Despite technology shares getting hit hard in the pre-Christmas market rout, the start of a new year has indicated to investors that this sector is still one to watch in 2019.
Here are three explosive growth technology shares that may be worth looking at:
XERO Limited (ASX: XRO)
Xero is a New Zealand based software company that offers a cloud-based accounting software platform for small and medium-sized businesses.
The Xero share price has increased ~11% since the start of January to $46.84 (at the time of writing). Xero continues to focus on growing subscriber numbers for its small business platform, currently at 1.6 million users. The company is not expected to turn a profit until FY2020 but the large subscription base should allow it to start increasing pricing margins, with not many consumers likely to consider changing accounting software regularly.
Afterpay Touch Group Ltd (ASX: APT)
Afterpay Touch Group is a technology-driven payments company with a ‘buy now, receive now, pay later’ service that does not require end-customers to enter into a traditional loan or pay any upfront fees or interest.
The Afterpay share price has increased ~42% since the start of January to $17.70 (at the time of writing) but is still below its all-time high of $23. Whilst current earnings do not reflect the current share price, if the company successfully expands into the United States then it could be a star of the future.
Altium Limited (ASX: ALU)
Altium Limited is a software company that provides PC-based electronics design software for engineers who design printed circuit boards.

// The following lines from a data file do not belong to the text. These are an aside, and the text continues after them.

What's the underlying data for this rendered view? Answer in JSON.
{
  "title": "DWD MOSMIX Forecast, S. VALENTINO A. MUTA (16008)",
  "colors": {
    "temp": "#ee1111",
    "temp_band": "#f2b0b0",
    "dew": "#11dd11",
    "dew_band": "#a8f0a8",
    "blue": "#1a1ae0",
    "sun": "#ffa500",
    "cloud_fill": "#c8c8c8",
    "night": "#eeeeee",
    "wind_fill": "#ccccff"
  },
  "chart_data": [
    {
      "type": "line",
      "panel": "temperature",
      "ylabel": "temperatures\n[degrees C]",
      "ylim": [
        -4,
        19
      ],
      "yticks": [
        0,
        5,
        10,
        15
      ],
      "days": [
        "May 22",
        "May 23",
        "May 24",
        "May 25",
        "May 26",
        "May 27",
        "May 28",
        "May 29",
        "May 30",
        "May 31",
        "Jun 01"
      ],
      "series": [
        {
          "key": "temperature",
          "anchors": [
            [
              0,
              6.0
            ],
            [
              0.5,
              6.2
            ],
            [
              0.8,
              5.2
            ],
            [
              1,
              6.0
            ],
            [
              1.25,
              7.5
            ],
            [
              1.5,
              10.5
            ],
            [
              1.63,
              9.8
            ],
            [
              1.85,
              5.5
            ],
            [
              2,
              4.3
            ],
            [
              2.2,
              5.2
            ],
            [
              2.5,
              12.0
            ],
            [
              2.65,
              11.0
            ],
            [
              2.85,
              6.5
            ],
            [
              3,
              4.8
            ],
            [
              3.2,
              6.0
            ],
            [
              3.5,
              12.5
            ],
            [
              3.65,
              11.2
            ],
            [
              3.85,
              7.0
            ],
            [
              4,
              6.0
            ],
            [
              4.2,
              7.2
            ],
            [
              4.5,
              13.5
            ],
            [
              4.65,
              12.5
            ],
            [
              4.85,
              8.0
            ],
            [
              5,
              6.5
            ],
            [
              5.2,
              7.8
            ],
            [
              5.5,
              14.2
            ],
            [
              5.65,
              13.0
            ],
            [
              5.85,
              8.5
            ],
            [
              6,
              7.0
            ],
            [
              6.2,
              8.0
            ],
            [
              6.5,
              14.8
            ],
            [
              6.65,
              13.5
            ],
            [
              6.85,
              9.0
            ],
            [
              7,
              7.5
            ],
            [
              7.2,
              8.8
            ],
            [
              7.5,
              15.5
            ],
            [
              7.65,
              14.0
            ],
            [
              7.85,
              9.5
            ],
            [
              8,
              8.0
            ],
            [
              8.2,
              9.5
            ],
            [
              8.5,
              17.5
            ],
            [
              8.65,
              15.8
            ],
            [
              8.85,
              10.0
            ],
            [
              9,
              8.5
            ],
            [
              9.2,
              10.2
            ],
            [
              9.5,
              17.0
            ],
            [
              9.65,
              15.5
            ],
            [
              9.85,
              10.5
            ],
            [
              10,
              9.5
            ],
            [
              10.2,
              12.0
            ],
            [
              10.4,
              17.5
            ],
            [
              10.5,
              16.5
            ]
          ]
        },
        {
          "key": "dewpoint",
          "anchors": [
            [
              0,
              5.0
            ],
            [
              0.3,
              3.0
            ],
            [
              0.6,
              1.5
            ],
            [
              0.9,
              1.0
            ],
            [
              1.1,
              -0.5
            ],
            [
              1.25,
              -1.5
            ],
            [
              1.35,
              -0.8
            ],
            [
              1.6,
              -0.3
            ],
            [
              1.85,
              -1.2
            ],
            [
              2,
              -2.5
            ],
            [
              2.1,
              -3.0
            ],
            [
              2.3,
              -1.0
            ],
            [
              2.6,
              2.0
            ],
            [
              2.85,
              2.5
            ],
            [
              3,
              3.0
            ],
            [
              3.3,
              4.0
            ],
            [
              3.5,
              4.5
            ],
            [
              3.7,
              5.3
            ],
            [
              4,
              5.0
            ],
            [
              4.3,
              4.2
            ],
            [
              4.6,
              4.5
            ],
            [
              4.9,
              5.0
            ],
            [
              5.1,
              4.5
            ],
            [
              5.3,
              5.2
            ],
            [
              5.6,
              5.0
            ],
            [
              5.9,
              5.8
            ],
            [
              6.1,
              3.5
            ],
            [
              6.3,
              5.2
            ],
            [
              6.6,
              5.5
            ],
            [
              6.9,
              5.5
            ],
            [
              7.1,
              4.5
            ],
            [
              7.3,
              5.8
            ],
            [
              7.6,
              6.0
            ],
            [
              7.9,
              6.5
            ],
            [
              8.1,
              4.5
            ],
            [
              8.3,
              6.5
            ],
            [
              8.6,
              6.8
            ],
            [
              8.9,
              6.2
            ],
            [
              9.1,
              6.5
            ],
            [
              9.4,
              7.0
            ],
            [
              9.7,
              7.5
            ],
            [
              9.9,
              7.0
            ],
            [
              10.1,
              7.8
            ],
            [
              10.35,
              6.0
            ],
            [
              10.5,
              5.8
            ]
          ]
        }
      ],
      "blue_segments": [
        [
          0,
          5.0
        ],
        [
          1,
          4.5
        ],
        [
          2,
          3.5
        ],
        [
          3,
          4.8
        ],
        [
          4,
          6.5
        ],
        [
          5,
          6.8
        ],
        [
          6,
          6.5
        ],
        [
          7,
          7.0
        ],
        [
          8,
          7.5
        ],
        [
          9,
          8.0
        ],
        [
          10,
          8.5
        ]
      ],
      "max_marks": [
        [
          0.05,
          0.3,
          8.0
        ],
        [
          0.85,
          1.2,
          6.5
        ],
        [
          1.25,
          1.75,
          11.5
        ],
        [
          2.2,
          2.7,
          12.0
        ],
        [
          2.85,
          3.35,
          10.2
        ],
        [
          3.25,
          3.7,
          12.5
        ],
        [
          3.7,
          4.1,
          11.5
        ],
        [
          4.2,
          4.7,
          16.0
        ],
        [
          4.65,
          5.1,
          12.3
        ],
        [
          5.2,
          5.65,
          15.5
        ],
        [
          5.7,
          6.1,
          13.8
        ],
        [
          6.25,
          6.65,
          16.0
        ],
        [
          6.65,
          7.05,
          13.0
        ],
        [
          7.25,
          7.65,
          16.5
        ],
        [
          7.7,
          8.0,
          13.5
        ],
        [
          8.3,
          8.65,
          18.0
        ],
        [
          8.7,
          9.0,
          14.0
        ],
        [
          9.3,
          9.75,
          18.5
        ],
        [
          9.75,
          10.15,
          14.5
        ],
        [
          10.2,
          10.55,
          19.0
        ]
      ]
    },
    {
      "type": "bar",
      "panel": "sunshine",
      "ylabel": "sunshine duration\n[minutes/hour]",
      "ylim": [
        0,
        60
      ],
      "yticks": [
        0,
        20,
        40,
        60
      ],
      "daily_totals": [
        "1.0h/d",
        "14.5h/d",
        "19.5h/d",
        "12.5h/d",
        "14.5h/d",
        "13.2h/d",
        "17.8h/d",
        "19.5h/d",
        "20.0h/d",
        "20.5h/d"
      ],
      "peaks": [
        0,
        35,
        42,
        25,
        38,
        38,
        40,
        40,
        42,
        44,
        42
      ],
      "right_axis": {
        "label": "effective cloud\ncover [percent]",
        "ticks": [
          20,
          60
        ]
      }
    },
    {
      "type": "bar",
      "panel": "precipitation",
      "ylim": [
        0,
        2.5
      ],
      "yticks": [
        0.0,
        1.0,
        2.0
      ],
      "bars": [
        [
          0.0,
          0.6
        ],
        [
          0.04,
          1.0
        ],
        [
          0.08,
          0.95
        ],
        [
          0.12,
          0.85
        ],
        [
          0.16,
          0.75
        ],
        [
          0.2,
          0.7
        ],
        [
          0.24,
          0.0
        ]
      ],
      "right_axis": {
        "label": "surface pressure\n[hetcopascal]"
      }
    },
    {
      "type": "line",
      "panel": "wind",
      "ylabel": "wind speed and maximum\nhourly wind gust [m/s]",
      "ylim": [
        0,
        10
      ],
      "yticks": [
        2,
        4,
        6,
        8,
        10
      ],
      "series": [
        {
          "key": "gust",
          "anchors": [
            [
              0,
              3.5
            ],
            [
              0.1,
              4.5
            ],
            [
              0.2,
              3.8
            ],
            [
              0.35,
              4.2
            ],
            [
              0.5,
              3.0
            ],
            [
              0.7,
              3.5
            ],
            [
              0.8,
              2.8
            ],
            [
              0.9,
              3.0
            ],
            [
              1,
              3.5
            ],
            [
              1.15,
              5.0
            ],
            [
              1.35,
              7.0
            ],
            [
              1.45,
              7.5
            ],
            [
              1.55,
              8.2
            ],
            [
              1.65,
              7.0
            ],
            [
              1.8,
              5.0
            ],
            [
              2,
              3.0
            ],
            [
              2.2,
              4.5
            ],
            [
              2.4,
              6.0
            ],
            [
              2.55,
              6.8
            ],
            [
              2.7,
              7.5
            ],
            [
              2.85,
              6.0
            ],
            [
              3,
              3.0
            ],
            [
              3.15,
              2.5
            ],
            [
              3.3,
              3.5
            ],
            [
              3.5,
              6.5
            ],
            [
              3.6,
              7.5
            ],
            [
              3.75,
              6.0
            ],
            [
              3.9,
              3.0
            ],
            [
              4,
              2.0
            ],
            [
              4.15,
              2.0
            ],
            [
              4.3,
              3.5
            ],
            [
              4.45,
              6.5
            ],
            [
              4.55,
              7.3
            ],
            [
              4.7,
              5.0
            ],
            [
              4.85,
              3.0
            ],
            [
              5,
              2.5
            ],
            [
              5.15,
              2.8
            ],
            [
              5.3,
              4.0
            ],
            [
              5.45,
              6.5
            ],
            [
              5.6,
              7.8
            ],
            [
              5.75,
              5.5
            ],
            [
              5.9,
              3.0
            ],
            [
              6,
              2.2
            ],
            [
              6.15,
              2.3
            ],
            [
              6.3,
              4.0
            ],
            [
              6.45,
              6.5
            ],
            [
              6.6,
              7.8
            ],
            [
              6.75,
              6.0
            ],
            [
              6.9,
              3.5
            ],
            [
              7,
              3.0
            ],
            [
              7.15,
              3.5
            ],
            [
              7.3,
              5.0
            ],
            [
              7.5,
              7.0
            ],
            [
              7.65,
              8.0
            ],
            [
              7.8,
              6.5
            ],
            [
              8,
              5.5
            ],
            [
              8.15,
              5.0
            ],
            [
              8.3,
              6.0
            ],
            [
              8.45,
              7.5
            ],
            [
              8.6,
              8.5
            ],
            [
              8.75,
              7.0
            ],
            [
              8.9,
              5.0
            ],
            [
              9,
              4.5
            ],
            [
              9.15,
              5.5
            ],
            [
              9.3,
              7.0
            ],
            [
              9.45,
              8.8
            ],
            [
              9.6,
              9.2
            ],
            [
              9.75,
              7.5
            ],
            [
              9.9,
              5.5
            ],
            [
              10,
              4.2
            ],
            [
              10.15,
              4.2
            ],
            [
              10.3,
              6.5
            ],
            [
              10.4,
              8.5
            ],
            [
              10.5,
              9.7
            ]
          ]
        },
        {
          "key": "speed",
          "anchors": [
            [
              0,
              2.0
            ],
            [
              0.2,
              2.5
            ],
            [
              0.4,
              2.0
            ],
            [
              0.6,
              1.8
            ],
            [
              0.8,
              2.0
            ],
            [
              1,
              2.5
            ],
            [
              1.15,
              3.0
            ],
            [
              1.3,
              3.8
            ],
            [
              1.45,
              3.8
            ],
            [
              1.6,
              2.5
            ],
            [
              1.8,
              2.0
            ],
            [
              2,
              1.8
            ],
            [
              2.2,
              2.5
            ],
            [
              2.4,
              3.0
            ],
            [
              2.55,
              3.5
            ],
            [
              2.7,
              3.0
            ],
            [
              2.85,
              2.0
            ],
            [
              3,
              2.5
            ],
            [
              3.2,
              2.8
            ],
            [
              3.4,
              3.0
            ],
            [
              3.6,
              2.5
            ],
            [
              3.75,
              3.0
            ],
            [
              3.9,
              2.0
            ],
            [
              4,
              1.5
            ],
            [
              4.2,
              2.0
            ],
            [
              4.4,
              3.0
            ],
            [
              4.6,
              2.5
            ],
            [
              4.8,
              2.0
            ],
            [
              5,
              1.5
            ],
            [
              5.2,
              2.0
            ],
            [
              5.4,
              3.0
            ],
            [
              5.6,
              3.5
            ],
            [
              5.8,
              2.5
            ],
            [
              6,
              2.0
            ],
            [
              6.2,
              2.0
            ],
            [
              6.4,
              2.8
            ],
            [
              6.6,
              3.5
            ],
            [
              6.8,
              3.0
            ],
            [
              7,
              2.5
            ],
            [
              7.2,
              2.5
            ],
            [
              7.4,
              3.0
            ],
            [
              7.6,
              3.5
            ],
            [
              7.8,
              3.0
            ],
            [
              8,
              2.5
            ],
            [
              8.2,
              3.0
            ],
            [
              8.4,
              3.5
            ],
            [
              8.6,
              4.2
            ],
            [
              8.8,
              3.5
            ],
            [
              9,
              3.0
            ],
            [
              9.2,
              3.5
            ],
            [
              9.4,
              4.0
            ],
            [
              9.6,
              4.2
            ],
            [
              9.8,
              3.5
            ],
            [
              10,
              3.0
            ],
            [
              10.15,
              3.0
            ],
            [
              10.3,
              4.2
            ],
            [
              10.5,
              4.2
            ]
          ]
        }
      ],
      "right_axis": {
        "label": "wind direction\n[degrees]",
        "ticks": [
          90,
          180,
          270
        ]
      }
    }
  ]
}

The rise of smart connected devices or “Internet of things” has seen the demand for printed circuit boards increase substantially over the past few years. This is a trend that is set to continue and Altium’s management has indicated that the company expects to be “market-dominant” by 2020. This rhetoric is backed by significant upside in EPS forecasts moving forward but it currently trades at an expensive P/E of 56.
The Altium share price has increased ~23% since the start of January to $26. 78 (at the time of writing).
And the key takeaway?
Whilst these 3 ASX tech companies have fantastic growth runways, they may be considered high-risk options. Considering the sky-high P/E ratios, partly due to the recent bullish cycle, it may be wise to wait for a pullback before dipping in.